Discrete vs Continuous Gestures
The main choice you will need to make is whether you want to create a discrete or continuous gesture. A discrete gesture is boolean in nature in that it is either happening or not with an associated confidence value whereas a continuous gesture provides a progress value and allows you to track progress optionally through multiple discrete gestures. If you are experimenting just pick a discrete gesture to try as it is the simplest but it is worth knowing that you can compose multiple discrete gestures and track progress through them, for example, you might do this for a golf swing gesture. For my test project I started by detecting a discrete military salute gesture and later I added a continuous detector as well.
Once you have added a project with the wizard you can add a clip by right-clicking on the project and from there you can add clips to the project with a right click. With a clip added you need to tag the clip to mark at which points the gesture is active. You can move the timeline over the clip and mark sections using keyboard shortcuts which are displayed on the app.
In the case of a ‘continuous’ gesture a spline on which you can set the points to define the shape is used to define the progress through the gesture:
At this stage it is a bit fiddly to carry out the tagging but this will improve as the product moves out of preview status. Whilst we are just experimenting here for a real app using this technique the more data you have and the better the tagging of that data is the better the result will be. If there are certain behaviours that you don’t want to detect in your gesture you can ‘train’ those out by not tagging them so the algorithm can learn some negative examples as well as positive. When you have tagged your clips you can build the gesture database by either building the solution or a single project. Whilst building VGB spits out some interesting information into its output window. This information includes details of features considered by the algorithm including a top ten features list. The features are very enlightening and give an insight into your particular gesture – these are the top few considered for my ‘military salute’
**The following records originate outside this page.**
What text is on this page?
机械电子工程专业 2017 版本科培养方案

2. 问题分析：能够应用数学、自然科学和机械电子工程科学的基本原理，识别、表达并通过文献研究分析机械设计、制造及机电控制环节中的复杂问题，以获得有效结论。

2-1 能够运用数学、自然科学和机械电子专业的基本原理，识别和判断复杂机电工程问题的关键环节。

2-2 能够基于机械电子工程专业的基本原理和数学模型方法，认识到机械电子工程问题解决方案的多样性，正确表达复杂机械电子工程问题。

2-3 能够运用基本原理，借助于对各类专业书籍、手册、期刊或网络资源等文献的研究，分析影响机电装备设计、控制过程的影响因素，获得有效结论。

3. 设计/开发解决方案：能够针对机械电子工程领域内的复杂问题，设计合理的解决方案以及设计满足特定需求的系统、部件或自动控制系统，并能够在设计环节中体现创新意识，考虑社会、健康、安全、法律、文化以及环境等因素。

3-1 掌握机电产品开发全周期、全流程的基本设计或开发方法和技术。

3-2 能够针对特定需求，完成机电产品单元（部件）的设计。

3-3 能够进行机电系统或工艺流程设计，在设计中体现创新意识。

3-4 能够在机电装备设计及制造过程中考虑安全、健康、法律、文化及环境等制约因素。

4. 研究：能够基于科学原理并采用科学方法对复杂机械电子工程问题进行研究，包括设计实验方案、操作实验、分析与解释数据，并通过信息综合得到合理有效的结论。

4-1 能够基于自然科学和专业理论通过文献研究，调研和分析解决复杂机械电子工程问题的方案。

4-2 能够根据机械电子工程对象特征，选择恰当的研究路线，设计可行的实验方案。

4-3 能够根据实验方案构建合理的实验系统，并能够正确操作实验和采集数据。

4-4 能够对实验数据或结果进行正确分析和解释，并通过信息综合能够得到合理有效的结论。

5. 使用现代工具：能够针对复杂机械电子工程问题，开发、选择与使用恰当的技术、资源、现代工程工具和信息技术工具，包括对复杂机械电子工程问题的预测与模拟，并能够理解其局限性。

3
Top 10 contributing weak classifiers:
AngleVelocity( HandLeft, Head, HandRight ) rejecting inferred joints, fValue >= 0.500000, alpha = 0.815500
Angles( WristLeft, Head, WristRight ) using inferred joints, fValue >= 42.000000, alpha = 0.301555
MuscleTorqueX( HipLeft ) using inferred joints, fValue >= 0.699997, alpha = 0.235265
These could also help you to understand criteria for a gesture if you wanted to code up a heuristic solution.
If you have added any tagged test clips these will be analysed as part of the build and stats about false positives and false negatives will get logged to the output window.
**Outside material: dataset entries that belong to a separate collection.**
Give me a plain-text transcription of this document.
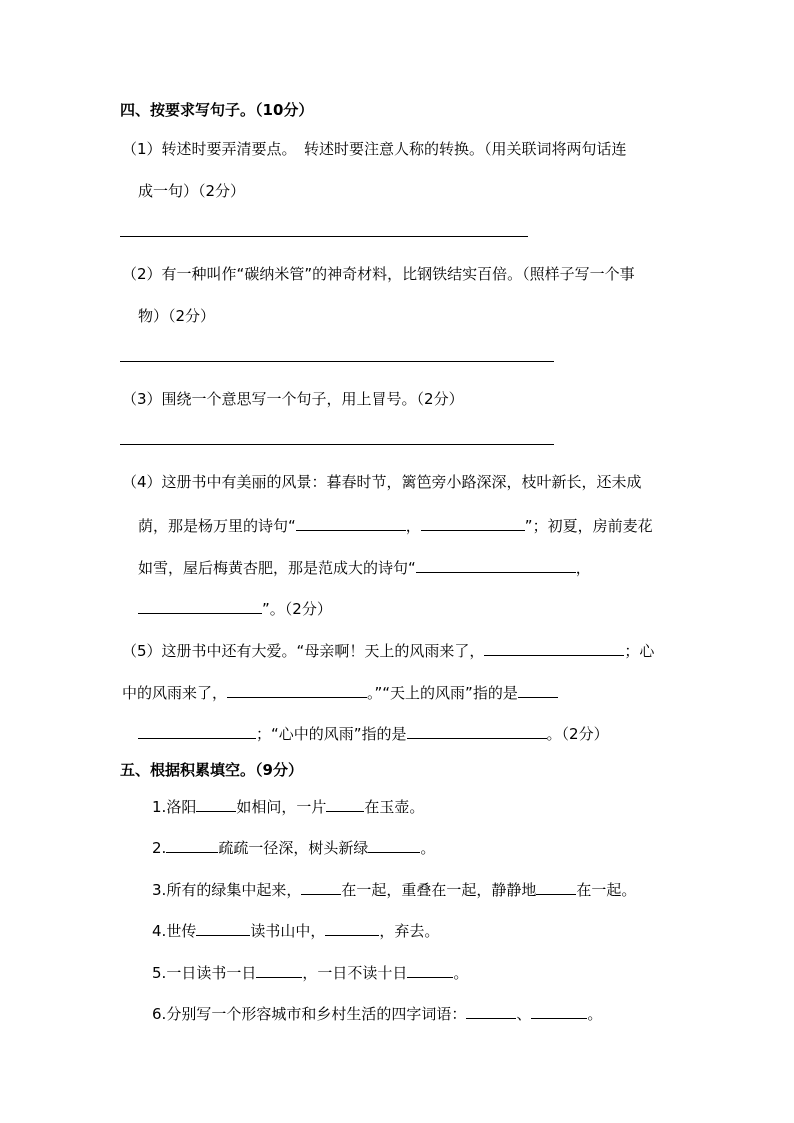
四、按要求写句子。（10分）
（1）转述时要弄清要点。　转述时要注意人称的转换。（用关联词将两句话连
成一句）（2分）
（2）有一种叫作“碳纳米管”的神奇材料，比钢铁结实百倍。（照样子写一个事
物）（2分）
（3）围绕一个意思写一个句子，用上冒号。（2分）
（4）这册书中有美丽的风景：暮春时节，篱笆旁小路深深，枝叶新长，还未成
荫，那是杨万里的诗句“	，	”；初夏，房前麦花
如雪，屋后梅黄杏肥，那是范成大的诗句“	，
”。（2分）
（5）这册书中还有大爱。“母亲啊！天上的风雨来了，	；心
中的风雨来了，	。”“天上的风雨”指的是
；“心中的风雨”指的是	。（2分）
五、根据积累填空。（9分）
1.洛阳	如相问，一片	在玉壶。
2.	疏疏一径深，树头新绿	。
3.所有的绿集中起来，	在一起，重叠在一起，静静地	在一起。
4.世传	读书山中，	，弃去。
5.一日读书一日	，一日不读十日	。
6.分别写一个形容城市和乡村生活的四字词语：	、	。
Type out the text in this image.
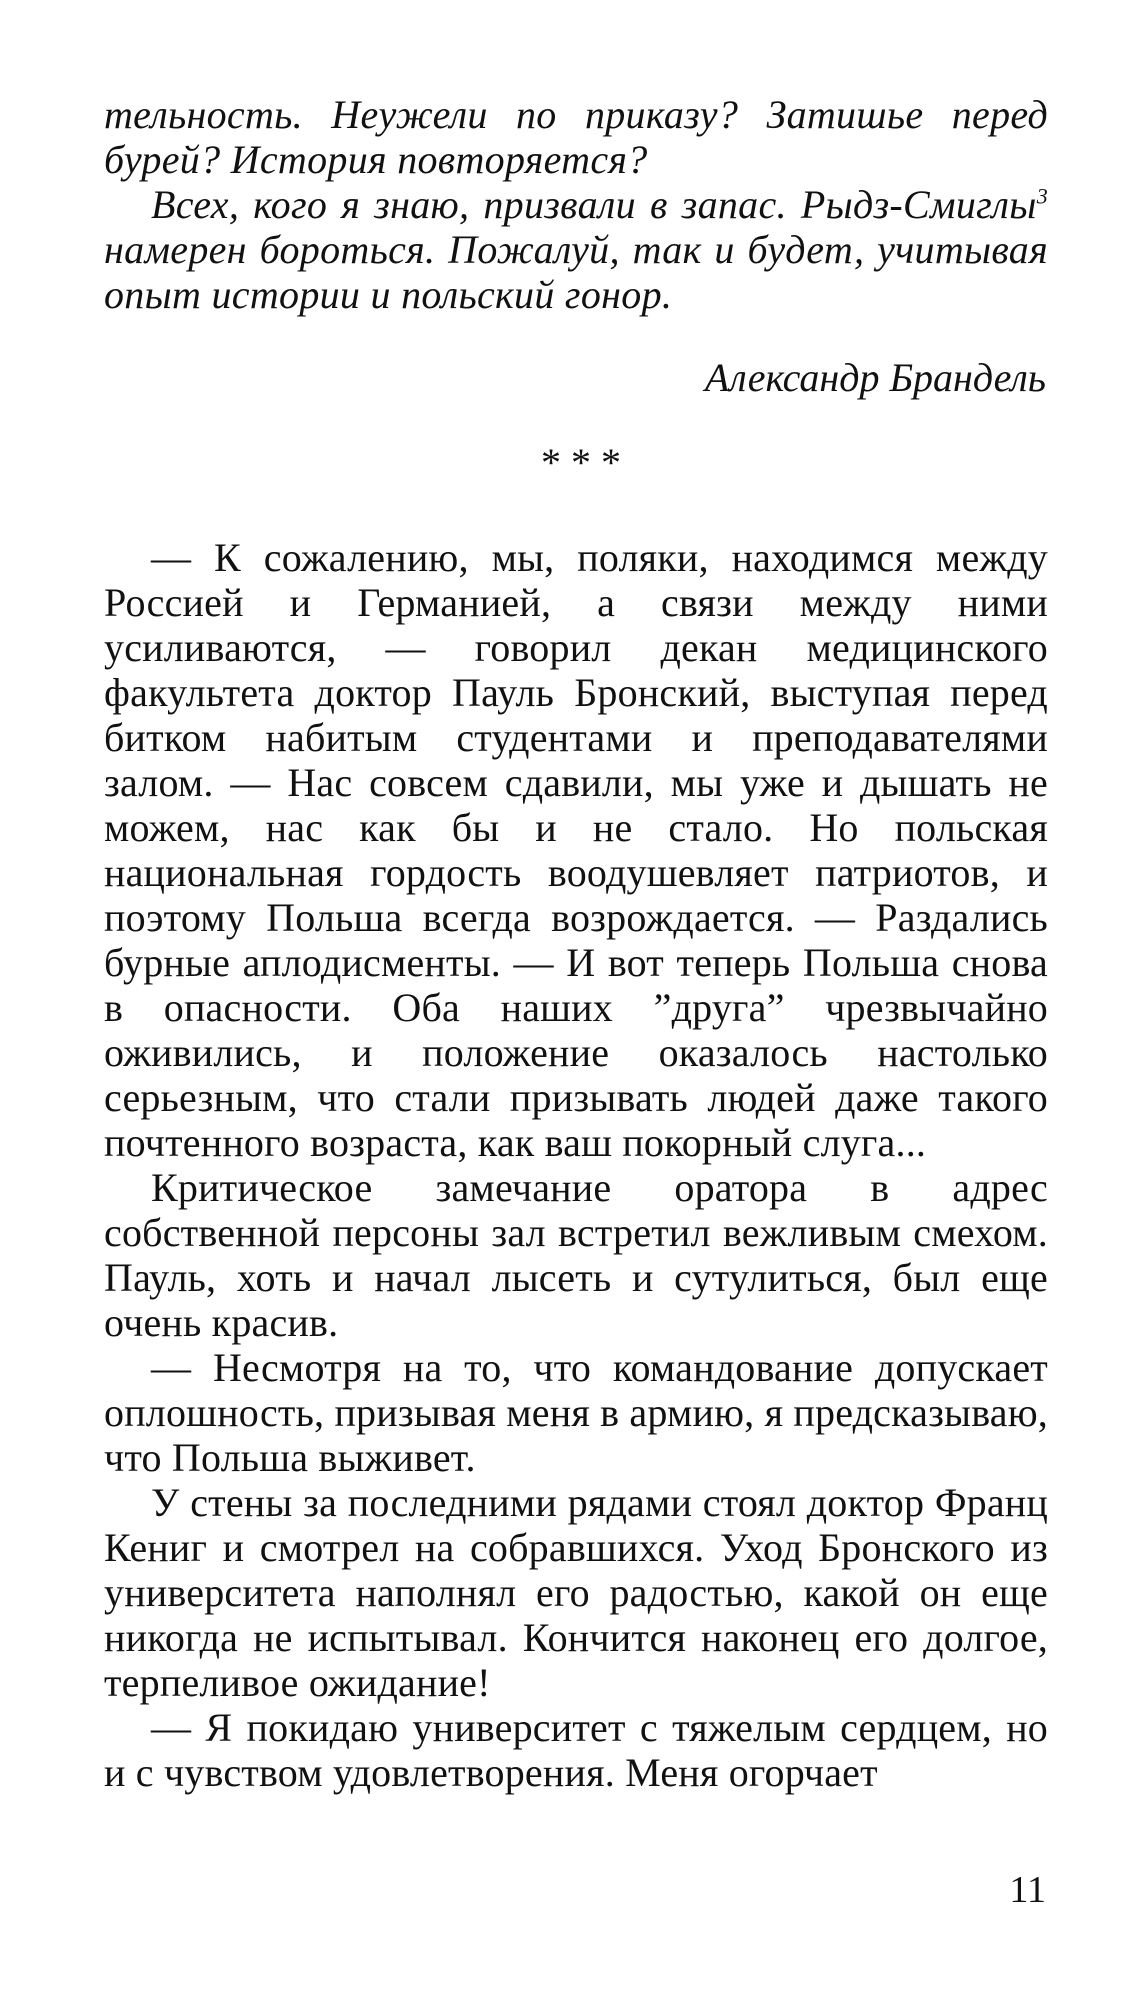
тельность. Неужели по приказу? Затишье перед бурей? История повторяется?

Всех, кого я знаю, призвали в запас. Рыдз-Смиглы$^3$ намерен бороться. Пожалуй, так и будет, учитывая опыт истории и польский гонор.

Александр Брандель

***

— К сожалению, мы, поляки, находимся между Россией и Германией, а связи между ними усиливаются, — говорил декан медицинского факультета доктор Пауль Бронский, выступая перед битком набитым студентами и преподавателями залом. — Нас совсем сдавили, мы уже и дышать не можем, нас как бы и не стало. Но польская национальная гордость воодушевляет патриотов, и поэтому Польша всегда возрождается. — Раздались бурные аплодисменты. — И вот теперь Польша снова в опасности. Оба наших ”друга” чрезвычайно оживились, и положение оказалось настолько серьезным, что стали призывать людей даже такого почтенного возраста, как ваш покорный слуга...

Критическое замечание оратора в адрес собственной персоны зал встретил вежливым смехом. Пауль, хоть и начал лысеть и сутулиться, был еще очень красив.

— Несмотря на то, что командование допускает оплошность, призывая меня в армию, я предсказываю, что Польша выживет.

У стены за последними рядами стоял доктор Франц Кениг и смотрел на собравшихся. Уход Бронского из университета наполнял его радостью, какой он еще никогда не испытывал. Кончится наконец его долгое, терпеливое ожидание!

— Я покидаю университет с тяжелым сердцем, но и с чувством удовлетворения. Меня огорчает

11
The result of the build is a database (with a gbd file extension) which can be imported into an app using the Kinect SDK and used to detect your gesture. I’ll post the code for doing this for a windows store app in a subsequent post.
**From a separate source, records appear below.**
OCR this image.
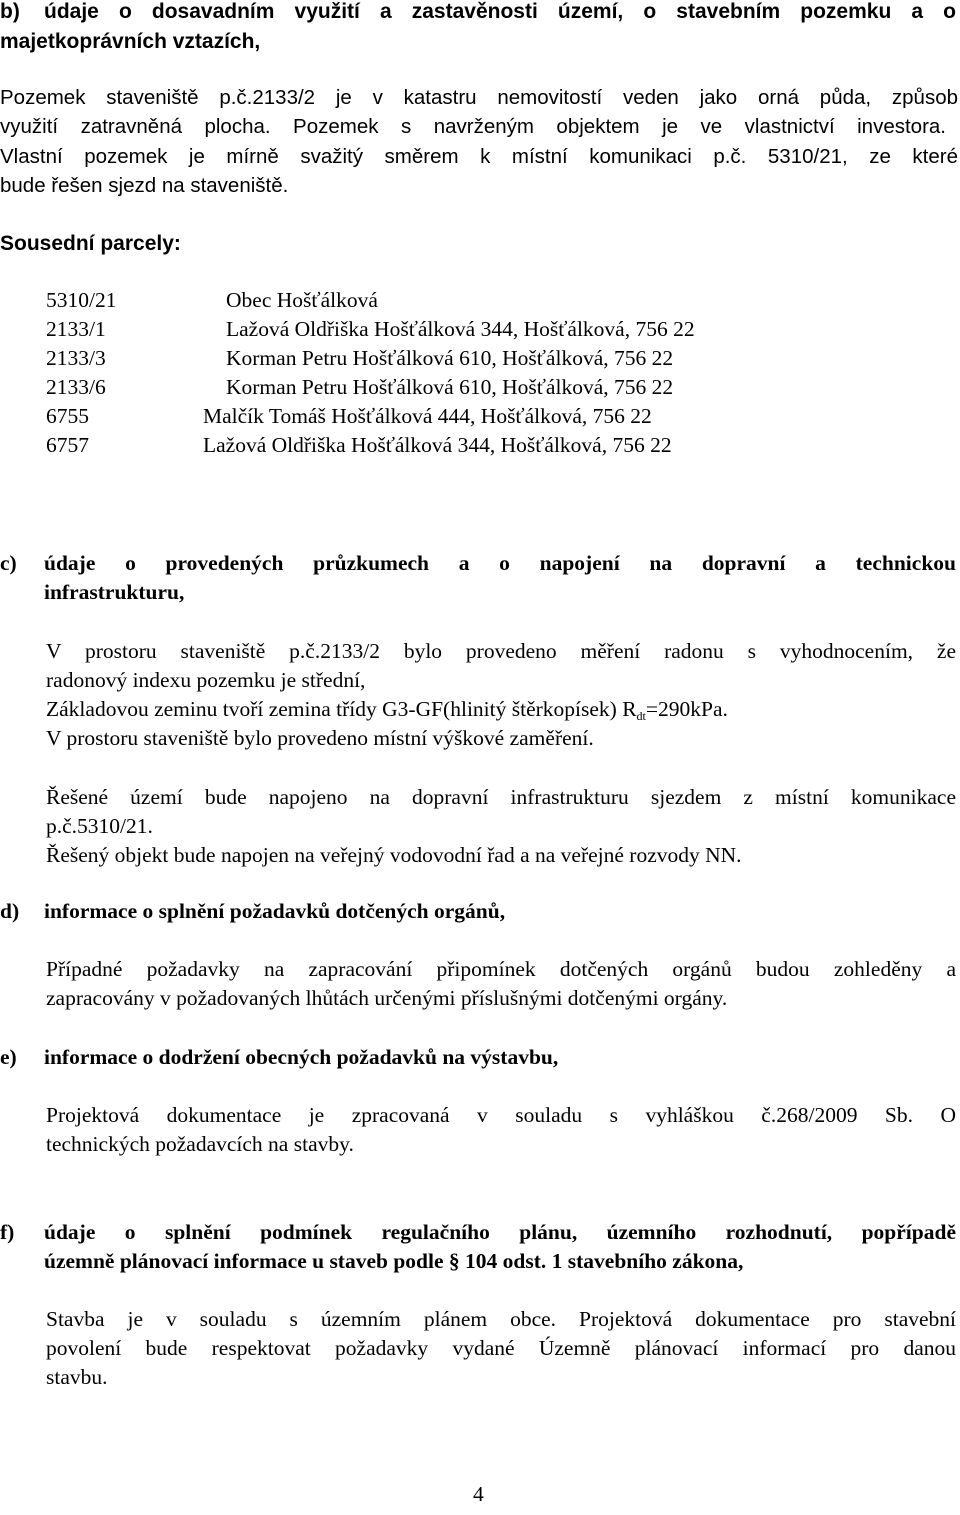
b) údaje o dosavadním využití a zastavěnosti území, o stavebním pozemku a o
majetkoprávních vztazích,
Pozemek staveniště p.č.2133/2 je v katastru nemovitostí veden jako orná půda, způsob
využití zatravněná plocha. Pozemek s navrženým objektem je ve vlastnictví investora.
Vlastní pozemek je mírně svažitý směrem k místní komunikaci p.č. 5310/21, ze které
bude řešen sjezd na staveniště.
Sousední parcely:
5310/21	Obec Hošťálková
2133/1	Lažová Oldřiška Hošťálková 344, Hošťálková, 756 22
2133/3	Korman Petru Hošťálková 610, Hošťálková, 756 22
2133/6	Korman Petru Hošťálková 610, Hošťálková, 756 22
6755	Malčík Tomáš Hošťálková 444, Hošťálková, 756 22
6757	Lažová Oldřiška Hošťálková 344, Hošťálková, 756 22
c) údaje o provedených průzkumech a o napojení na dopravní a technickou
infrastrukturu,
V prostoru staveniště p.č.2133/2 bylo provedeno měření radonu s vyhodnocením, že
radonový indexu pozemku je střední,
Základovou zeminu tvoří zemina třídy G3-GF(hlinitý štěrkopísek) $R_{dt}=290kPa$.
V prostoru staveniště bylo provedeno místní výškové zaměření.
Řešené území bude napojeno na dopravní infrastrukturu sjezdem z místní komunikace
p.č.5310/21.
Řešený objekt bude napojen na veřejný vodovodní řad a na veřejné rozvody NN.
d) informace o splnění požadavků dotčených orgánů,
Případné požadavky na zapracování připomínek dotčených orgánů budou zohleděny a
zapracovány v požadovaných lhůtách určenými příslušnými dotčenými orgány.
e) informace o dodržení obecných požadavků na výstavbu,
Projektová dokumentace je zpracovaná v souladu s vyhláškou č.268/2009 Sb. O
technických požadavcích na stavby.
f) údaje o splnění podmínek regulačního plánu, územního rozhodnutí, popřípadě
územně plánovací informace u staveb podle § 104 odst. 1 stavebního zákona,
Stavba je v souladu s územním plánem obce. Projektová dokumentace pro stavební
povolení bude respektovat požadavky vydané Územně plánovací informací pro danou
stavbu.
4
In order to test your gesture without writing the code you can use the ‘Live Preview’ feature in VGB. This is located in the File menu as Live Preview…You will need your Kinect plugged in for this as it provides live feedback for detection based on your gesture database and it looks like this:
With the graphs displaying progress for the continuous gesture and confidence for the discrete one. I’ll close this post out by saying that these tools, despite being in preview mode are well thought out around testing scenarios by providing repeatable input data and allow changes in the underlying algorithms to be re-tested against a set of gestures easily.